Ketua Badan Pengkajian MPR Djarot Saiful Hidayat, mengatakan pihaknya tidak membuka ruang amandemen UUD 1945. Sebab khawatir amandemen menjadi pintu masuk banyak kepentingan.   

Djarot menuturkan, hal itu sekaligus menjadi penegasan bahwa peri pemerintahan saat ini tidak akan mengamandemen UUD. Menurutnya, apabila parlemen melakukan amandemen UUD 1945 dalam situasi politik yang sedang panas, maka ini akan menjadi petaka bagi negara.

"Melihat situasi politik sekarang, makanya kami tidak melakukan amandemen terbatas. Karena kalau amandemen terbatas saat ini, ini kayak membuka kotak pandora berbagai macam kepentingan masuk. Makanya kami tutup. Forbidden untuk amandemen saat ini,” ujar Djarot di gedung DPR/MPR, Jakarta, Senin, 25 Juli.

Karena itu, Djarot melanjutkan, panitia Ad Hoc ini nantinya yang akan memutuskan apakah PPHN dibentuk menjadi undang-undang atau dikonvensi menjadi sistem ketatanegaraan.

"Maka dari itu, bagaimana kalau dikaji dengan sistem konvensi ketatanegaraan? Atau ke UU. Dan nanti biar panitia Ad Hoc yang memutuskan,” katanya.

"Kecenderungannya nanti dibahas secara mendalam di panitia Ad Hoc Jadi badan pengkajian tidak mempunyai kewenangan untuk menentukan a, b, c. No. Kami cuma memberikan hasil kajian.

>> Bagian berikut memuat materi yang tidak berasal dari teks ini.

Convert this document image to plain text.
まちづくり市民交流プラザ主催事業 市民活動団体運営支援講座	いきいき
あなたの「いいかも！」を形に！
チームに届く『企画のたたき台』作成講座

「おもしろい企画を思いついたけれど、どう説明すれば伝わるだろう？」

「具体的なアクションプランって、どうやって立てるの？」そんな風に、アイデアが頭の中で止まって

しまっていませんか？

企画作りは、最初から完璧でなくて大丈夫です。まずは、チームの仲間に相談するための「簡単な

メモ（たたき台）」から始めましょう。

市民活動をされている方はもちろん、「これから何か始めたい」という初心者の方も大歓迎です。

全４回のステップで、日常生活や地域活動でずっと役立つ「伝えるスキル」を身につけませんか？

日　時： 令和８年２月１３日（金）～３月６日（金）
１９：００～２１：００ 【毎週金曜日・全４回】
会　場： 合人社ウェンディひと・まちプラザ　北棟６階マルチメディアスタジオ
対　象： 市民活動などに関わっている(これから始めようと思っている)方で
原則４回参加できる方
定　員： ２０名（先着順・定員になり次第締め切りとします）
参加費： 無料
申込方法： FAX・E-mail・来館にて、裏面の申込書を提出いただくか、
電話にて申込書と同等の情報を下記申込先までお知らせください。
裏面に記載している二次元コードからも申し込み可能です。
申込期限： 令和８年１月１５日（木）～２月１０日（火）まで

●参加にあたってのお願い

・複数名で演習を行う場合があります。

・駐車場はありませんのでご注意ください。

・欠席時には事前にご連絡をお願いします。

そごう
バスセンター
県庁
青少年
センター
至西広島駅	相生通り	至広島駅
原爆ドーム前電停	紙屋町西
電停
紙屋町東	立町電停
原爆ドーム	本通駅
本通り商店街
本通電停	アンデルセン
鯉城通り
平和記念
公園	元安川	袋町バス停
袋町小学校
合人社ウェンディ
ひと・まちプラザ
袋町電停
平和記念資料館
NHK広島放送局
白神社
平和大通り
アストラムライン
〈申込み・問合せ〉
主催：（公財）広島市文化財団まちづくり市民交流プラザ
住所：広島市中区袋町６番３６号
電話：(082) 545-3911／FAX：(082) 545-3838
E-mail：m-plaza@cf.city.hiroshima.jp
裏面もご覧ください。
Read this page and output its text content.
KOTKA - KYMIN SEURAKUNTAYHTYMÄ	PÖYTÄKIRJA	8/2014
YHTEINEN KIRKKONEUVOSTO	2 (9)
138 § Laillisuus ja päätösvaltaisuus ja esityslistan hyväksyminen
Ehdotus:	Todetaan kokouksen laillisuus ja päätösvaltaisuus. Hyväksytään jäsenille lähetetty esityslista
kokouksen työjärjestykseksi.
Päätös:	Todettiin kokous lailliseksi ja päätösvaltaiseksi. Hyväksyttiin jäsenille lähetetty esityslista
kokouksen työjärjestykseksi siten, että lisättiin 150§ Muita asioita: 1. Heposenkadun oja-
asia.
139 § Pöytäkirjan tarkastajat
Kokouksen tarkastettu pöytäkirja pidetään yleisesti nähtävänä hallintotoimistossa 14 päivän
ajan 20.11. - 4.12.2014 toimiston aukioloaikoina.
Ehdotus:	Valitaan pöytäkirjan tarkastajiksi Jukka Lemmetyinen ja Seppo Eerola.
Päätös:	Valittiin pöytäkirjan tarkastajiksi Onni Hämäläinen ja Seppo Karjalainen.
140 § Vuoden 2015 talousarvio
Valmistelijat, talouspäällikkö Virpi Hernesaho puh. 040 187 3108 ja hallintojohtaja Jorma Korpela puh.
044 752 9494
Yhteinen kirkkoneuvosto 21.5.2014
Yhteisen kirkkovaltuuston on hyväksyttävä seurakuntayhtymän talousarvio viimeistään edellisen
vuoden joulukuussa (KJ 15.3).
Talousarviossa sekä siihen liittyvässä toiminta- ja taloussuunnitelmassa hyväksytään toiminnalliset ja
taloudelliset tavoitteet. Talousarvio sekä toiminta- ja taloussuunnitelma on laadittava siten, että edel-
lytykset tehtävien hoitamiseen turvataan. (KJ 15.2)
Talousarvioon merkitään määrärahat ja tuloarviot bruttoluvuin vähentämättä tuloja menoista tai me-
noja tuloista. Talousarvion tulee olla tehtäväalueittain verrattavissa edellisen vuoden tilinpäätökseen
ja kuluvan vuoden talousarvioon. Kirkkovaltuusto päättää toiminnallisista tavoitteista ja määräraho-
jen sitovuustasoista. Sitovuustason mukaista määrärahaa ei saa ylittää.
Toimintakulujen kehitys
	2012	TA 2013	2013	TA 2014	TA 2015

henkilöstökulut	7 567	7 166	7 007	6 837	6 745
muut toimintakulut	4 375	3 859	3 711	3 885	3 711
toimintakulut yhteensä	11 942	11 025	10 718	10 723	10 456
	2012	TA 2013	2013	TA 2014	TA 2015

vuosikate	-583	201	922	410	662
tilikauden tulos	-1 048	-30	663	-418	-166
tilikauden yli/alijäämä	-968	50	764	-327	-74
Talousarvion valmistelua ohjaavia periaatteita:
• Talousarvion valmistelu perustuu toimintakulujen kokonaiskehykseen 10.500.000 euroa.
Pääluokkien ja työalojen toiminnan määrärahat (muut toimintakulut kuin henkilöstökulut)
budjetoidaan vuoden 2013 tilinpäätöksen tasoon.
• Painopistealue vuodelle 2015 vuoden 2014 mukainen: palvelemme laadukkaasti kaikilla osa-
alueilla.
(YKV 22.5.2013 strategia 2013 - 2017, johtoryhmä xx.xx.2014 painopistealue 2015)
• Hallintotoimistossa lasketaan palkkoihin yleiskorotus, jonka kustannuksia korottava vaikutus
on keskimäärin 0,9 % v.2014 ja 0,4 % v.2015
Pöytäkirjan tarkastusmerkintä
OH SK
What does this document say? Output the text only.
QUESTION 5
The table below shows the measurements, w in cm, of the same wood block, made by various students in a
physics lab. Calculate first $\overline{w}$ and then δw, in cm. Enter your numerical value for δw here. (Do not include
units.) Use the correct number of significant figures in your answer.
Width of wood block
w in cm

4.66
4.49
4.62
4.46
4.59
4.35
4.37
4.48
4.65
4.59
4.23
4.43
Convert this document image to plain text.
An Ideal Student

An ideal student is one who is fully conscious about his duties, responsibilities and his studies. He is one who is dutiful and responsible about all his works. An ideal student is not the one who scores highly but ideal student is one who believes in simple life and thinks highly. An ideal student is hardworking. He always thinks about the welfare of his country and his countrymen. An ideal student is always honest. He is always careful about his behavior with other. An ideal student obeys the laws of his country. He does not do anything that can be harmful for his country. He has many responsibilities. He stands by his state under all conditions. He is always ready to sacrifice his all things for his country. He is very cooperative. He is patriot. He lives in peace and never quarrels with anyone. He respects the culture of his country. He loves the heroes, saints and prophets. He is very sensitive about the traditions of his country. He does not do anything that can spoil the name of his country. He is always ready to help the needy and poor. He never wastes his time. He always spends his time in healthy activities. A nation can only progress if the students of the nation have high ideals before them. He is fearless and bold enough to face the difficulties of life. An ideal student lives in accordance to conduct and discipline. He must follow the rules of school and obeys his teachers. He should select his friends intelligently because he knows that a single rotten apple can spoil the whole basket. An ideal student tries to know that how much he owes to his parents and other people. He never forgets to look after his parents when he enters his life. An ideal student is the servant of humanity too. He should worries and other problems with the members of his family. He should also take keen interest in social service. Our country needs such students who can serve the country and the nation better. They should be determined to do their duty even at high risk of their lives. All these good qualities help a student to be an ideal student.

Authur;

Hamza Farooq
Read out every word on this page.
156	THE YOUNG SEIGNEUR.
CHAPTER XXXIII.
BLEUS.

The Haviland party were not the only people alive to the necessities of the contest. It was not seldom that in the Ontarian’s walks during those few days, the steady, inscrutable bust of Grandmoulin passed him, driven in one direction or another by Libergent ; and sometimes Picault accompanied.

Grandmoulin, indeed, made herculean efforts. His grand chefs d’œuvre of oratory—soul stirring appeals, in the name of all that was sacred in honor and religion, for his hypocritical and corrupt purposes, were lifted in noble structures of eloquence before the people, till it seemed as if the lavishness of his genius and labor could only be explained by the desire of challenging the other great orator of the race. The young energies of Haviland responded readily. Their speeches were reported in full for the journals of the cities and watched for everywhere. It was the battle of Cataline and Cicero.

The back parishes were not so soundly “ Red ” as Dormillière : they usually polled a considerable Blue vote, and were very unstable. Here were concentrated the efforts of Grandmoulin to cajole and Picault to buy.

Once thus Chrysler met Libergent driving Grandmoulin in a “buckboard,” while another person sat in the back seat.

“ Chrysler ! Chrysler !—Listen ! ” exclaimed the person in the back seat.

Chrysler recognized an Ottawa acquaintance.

Kami bukan memutuskan,” tambah politikus PDIP itu.

Djarot mengatakan, nantiny pengkajian memberikan bahan terobosan kepada tim panitia Ad Hoc untuk diputuskan akan dijadikan undang-undang atau konvensi ketatanegaraan.

"Nanti yang memutuskan adalah panitia Ad Hoc di dalam rapat paripurna MPR,” katanya  

Sebelumnya, Ketua MPR Bambang Soesatyo mengatakan konvensi ketatanegaraan merupakan terobosan dari Badan Pengkajian MPR dalam menghadirkan PPHN seiring amandemen UUD 1945. 

Dia juga mengatakan usulan Badan Pengkajian MPR terkait konvensi ketatanegaraan itu berlandaskan pada argumentasi atau dasar hukum Pasal 100 ayat 2 Peraturan MPR RI Nomor 1 Tahun 2019 tentang Tata Tertib MPR RI.

"Yang menarik adalah, Badan Pengkajian menemukan suatu terobosan baru untuk menghindari adanya amendemen, karena situasi politik hari ini tidak memungkinkan kita melakukan perubahan atau amendemen atas UUD. Maka terobosan itu adalah dengan berpijak pada argumentasi atau dasar hukum Pasal 100 di tatib ayat 2 khususnya bahwa ketetapan MPR dapat dilakukan melalui konvensi ketatanegaraan yang bisa mengikat ke dalam maupun ke luar," jelas mantan Ketua DPR itu. 

"Inilah yang tadi laporan dari pada Badan Pengkajian diterima secara bulat oleh rapat gabungan, yang selanjutnya adalah pembentukan panitia Ad Hoc," lanjut Bamsoet.